Praise for Tracy Wolff!
“Wolff does an amazing job depicting Rhiannon’s fear and insecurity, as well as Shawn’s desire to help her get over both.”
—RT Book Reviews on Unguarded
“The Christmas Present is more traditional in its plot (lovers from the opposites sides of the track) but the characterization is...strong.”
—Dear Author on The Christmas Present
“Unguarded is a deeply compelling,
character driven novel.”
—Lynette’s Two Cents on Unguarded
“Wolff is an excellent writer.”
—IReadRomance.com on
The Christmas Wedding
Dear Reader,
I am so excited that Healing Dr. Alexander has finally made it to the shelves. This is my second book about doctors working to make the world a better place. Jack’s story has haunted me for years and I’m thrilled to have this chance to share it with the world.
I first got the idea for these books—and this story, in particular—when I was still in graduate school. Though I knew I wasn’t ready to write it then (too busy juggling school, teaching and a new baby) it was an idea I couldn’t let go of. So I filed it away, and when it came time to propose my latest ideas to Harlequin, I knew it was finally time for me to write this book.
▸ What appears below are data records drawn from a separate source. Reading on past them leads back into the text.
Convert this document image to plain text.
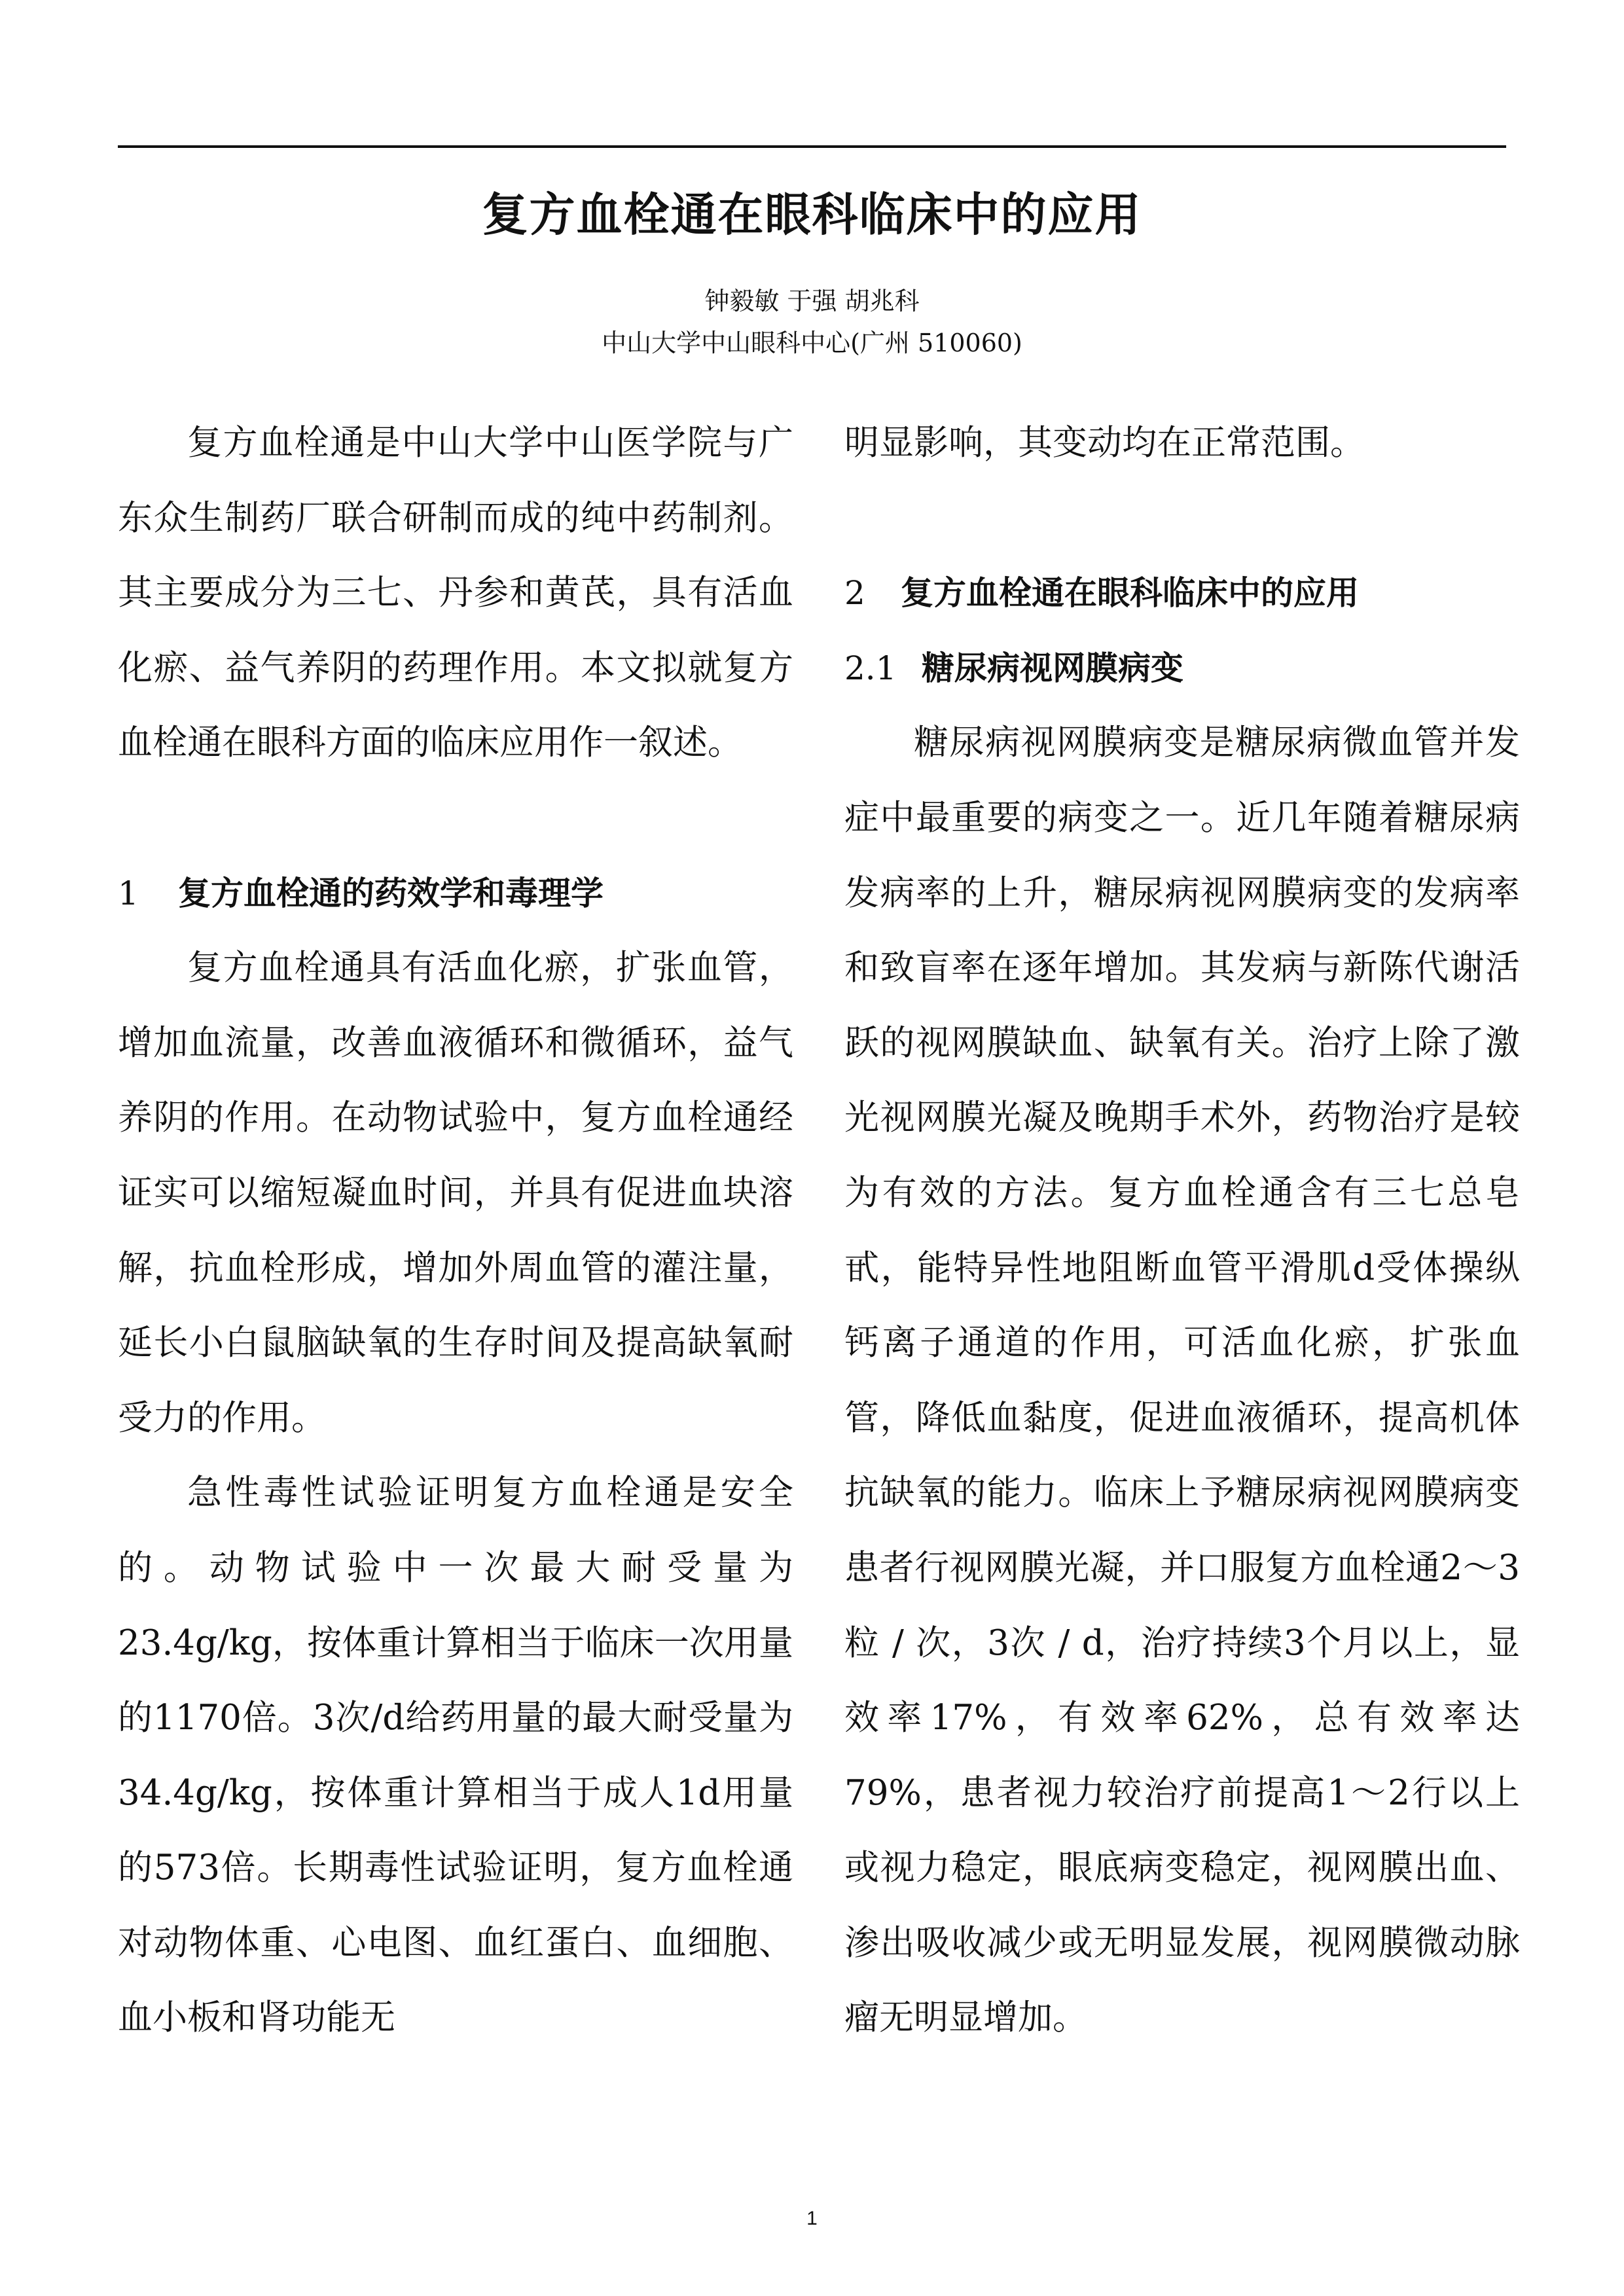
复方血栓通在眼科临床中的应用
钟毅敏 于强 胡兆科
中山大学中山眼科中心(广州 510060)

复方血栓通是中山大学中山医学院与广东众生制药厂联合研制而成的纯中药制剂。其主要成分为三七、丹参和黄芪，具有活血化瘀、益气养阴的药理作用。本文拟就复方血栓通在眼科方面的临床应用作一叙述。

1 复方血栓通的药效学和毒理学

复方血栓通具有活血化瘀，扩张血管，增加血流量，改善血液循环和微循环，益气养阴的作用。在动物试验中，复方血栓通经证实可以缩短凝血时间，并具有促进血块溶解，抗血栓形成，增加外周血管的灌注量，延长小白鼠脑缺氧的生存时间及提高缺氧耐受力的作用。

急性毒性试验证明复方血栓通是安全的。动物试验中一次最大耐受量为23.4g/kg，按体重计算相当于临床一次用量的1170倍。3次/d给药用量的最大耐受量为34.4g/kg，按体重计算相当于成人1d用量的573倍。长期毒性试验证明，复方血栓通对动物体重、心电图、血红蛋白、血细胞、血小板和肾功能无

明显影响，其变动均在正常范围。

2 复方血栓通在眼科临床中的应用

2.1 糖尿病视网膜病变

糖尿病视网膜病变是糖尿病微血管并发症中最重要的病变之一。近几年随着糖尿病发病率的上升，糖尿病视网膜病变的发病率和致盲率在逐年增加。其发病与新陈代谢活跃的视网膜缺血、缺氧有关。治疗上除了激光视网膜光凝及晚期手术外，药物治疗是较为有效的方法。复方血栓通含有三七总皂甙，能特异性地阻断血管平滑肌d受体操纵钙离子通道的作用，可活血化瘀，扩张血管，降低血黏度，促进血液循环，提高机体抗缺氧的能力。临床上予糖尿病视网膜病变患者行视网膜光凝，并口服复方血栓通2～3粒 / 次，3次 / d，治疗持续3个月以上，显效率17%，有效率62%，总有效率达79%，患者视力较治疗前提高1～2行以上或视力稳定，眼底病变稳定，视网膜出血、渗出吸收减少或无明显发展，视网膜微动脉瘤无明显增加。

1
Healing Dr. Alexander is a story of love and redemption, preconceived notions and second chances. My main characters, Jack and Sophie, have both had a really difficult time of it in recent years and I love the fact that, despite all their pain, mistrust and determination to go it alone, in the end they find their way to each other and their happily-ever-after. It isn’t an easy road—with their pasts and their baggage, trusting in something as nebulous as love is about as easy as going for a root canal without anesthetic. But somehow they manage it, and I’m so glad they do. Putting the end on this story and giving these two the future they both richly deserve was one of the most satisfying things I’ve done in a very long time. I hope, when you get to the end, you’ll agree.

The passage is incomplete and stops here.